The Community Development team has applied for a $4 million EPA grant to remediate the former Curtis Mill property, a site that has sat idle for more than two decades. The purpose of this funding is straightforward: address environmental concerns and prepare the property for safe commercial redevelopment that can contribute to our tax base and economic vitality.
Yet opposition has emerged based on arguments that miss the point of what this project is designed to do. We are hearing that basement vats should be preserved, that demolition might create dust, and that the plan is somehow "unimaginative" because it prioritizes cleanup and feasibility over wishful reuse of a contaminated, aging structure.
These objections ignore both the environmental realities of the site and the strict federal requirements tied to this grant funding. Given the condition of most of the site's existing buildings, our engineering firm determined it was not cost-effective to renovate. Without cleanup, no private interest will risk investment in this site now or in the future.

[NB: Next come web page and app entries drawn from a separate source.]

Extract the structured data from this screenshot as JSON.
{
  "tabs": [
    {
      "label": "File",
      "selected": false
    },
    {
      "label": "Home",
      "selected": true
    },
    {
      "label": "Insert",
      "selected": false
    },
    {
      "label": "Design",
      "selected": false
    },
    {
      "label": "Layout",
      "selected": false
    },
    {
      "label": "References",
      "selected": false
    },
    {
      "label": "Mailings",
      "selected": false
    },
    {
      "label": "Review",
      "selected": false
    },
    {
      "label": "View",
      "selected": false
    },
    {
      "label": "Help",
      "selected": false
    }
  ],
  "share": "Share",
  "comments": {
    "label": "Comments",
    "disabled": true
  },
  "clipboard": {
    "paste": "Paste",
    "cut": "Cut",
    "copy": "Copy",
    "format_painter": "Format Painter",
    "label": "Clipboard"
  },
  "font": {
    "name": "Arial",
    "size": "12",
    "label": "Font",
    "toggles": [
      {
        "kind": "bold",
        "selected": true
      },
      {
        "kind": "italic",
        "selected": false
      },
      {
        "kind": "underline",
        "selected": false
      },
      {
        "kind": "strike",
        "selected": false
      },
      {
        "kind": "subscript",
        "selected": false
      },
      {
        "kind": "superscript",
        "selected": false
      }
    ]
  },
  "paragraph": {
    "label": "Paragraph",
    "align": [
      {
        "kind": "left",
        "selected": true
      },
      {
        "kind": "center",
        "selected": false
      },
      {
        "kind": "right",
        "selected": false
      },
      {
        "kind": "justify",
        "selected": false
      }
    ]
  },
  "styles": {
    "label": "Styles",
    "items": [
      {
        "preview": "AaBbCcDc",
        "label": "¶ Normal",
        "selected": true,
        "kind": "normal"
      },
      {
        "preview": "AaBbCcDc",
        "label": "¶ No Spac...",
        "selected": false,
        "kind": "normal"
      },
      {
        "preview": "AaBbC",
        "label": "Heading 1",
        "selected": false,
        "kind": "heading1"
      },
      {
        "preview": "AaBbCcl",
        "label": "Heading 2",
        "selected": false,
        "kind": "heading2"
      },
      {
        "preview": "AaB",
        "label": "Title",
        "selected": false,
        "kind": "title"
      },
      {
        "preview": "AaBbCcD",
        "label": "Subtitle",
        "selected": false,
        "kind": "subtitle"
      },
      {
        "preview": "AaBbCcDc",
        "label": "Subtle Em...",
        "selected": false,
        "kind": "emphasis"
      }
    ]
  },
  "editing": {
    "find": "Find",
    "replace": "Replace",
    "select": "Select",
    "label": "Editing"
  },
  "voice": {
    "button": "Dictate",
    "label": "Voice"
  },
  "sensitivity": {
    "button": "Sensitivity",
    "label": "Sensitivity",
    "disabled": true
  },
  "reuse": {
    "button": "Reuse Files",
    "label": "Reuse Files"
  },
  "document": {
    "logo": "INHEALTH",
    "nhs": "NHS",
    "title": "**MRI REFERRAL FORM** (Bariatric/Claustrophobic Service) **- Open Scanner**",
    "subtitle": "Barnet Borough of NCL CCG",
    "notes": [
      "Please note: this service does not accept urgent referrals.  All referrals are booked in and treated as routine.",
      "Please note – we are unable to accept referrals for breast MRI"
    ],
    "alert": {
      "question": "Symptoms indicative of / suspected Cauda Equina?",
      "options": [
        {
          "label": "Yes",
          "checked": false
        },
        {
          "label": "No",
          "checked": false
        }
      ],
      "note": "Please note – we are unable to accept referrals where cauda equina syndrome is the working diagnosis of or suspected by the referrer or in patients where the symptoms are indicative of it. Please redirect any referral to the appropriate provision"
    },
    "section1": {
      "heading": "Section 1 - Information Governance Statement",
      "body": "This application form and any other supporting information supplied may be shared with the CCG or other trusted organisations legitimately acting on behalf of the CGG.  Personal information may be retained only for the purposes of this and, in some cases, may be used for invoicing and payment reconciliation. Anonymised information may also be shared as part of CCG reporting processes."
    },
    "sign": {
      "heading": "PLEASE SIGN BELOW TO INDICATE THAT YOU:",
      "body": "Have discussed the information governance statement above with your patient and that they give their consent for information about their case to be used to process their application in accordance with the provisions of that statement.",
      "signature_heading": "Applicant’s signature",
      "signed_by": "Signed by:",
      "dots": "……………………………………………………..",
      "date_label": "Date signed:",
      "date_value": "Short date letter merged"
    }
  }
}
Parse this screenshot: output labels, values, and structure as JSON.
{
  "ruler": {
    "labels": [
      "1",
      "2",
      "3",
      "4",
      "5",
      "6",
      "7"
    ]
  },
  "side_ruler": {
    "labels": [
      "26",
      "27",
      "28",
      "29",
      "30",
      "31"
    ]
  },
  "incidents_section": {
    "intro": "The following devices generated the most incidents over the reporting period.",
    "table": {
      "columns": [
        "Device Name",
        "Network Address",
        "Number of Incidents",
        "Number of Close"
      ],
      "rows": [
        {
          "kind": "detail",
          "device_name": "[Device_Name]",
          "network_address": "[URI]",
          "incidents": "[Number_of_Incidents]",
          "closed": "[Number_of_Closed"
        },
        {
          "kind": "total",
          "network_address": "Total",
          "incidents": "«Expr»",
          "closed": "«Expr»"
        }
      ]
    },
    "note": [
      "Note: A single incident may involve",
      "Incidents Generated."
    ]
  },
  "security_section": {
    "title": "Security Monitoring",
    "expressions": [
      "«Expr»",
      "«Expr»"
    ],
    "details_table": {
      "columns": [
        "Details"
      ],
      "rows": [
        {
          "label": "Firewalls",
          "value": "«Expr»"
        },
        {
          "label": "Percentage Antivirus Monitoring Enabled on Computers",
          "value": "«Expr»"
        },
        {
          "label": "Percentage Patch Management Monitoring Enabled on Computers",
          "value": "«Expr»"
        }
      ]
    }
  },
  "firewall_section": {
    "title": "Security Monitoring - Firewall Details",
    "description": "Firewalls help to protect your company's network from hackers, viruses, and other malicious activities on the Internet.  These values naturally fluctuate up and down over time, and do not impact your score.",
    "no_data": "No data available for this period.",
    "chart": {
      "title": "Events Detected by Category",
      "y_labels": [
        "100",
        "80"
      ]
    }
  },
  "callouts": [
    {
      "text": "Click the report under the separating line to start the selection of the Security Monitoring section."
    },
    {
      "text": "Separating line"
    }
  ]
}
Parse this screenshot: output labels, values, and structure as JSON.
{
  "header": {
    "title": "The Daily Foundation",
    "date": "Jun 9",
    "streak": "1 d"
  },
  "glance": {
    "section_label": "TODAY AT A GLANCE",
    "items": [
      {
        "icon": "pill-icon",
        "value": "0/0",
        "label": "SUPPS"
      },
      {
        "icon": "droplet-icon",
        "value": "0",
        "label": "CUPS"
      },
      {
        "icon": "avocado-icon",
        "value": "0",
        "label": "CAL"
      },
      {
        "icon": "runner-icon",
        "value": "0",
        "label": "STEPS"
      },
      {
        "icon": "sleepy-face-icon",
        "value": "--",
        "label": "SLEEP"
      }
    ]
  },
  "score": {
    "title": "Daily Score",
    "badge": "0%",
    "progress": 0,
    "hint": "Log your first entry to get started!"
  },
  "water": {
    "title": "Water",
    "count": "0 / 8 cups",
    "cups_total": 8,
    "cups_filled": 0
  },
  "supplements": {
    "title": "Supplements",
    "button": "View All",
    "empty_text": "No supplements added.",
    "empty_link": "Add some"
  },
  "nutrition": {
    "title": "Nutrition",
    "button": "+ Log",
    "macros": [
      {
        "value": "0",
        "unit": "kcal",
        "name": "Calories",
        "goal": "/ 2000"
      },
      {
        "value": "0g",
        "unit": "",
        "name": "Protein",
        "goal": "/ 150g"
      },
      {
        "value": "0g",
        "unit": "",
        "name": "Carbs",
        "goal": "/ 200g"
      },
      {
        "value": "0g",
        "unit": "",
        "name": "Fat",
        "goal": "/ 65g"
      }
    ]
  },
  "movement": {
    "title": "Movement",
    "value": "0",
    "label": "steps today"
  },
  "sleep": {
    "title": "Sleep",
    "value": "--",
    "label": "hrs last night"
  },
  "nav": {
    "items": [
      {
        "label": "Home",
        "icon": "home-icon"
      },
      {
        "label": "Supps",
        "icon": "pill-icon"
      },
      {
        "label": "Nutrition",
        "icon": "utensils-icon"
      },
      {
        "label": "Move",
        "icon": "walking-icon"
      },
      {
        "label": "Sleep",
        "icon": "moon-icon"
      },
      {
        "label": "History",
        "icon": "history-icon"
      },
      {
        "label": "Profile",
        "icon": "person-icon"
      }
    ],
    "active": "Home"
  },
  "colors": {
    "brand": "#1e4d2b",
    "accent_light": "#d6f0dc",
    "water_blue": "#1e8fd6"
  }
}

This is not a blank check renovation project. It is an environmental remediation effort governed by safety standards, engineering assessments, and financial constraints. Adding speculative preservation ideas or delaying action risks derailing the very funding that makes cleanup possible in the first place. Without this grant, the likely outcome is not a charming restoration, it is continued vacancy, ongoing deterioration, and zero economic benefit.
For more than 20 years, the property has remained unused. Now, when real funding is within reach to finally address the problem, we should be rallying behind a practical path forward not creating obstacles based on narrow or unrealistic preferences.
I encourage residents to review the proposal materials and understand what is truly at stake. The Adams Board of Selectmen and Community Development staff have done the hard work to put our town in position for this opportunity. That effort deserves support.
Progress sometimes requires letting go of what a building used to be so that the community can gain what it needs to become.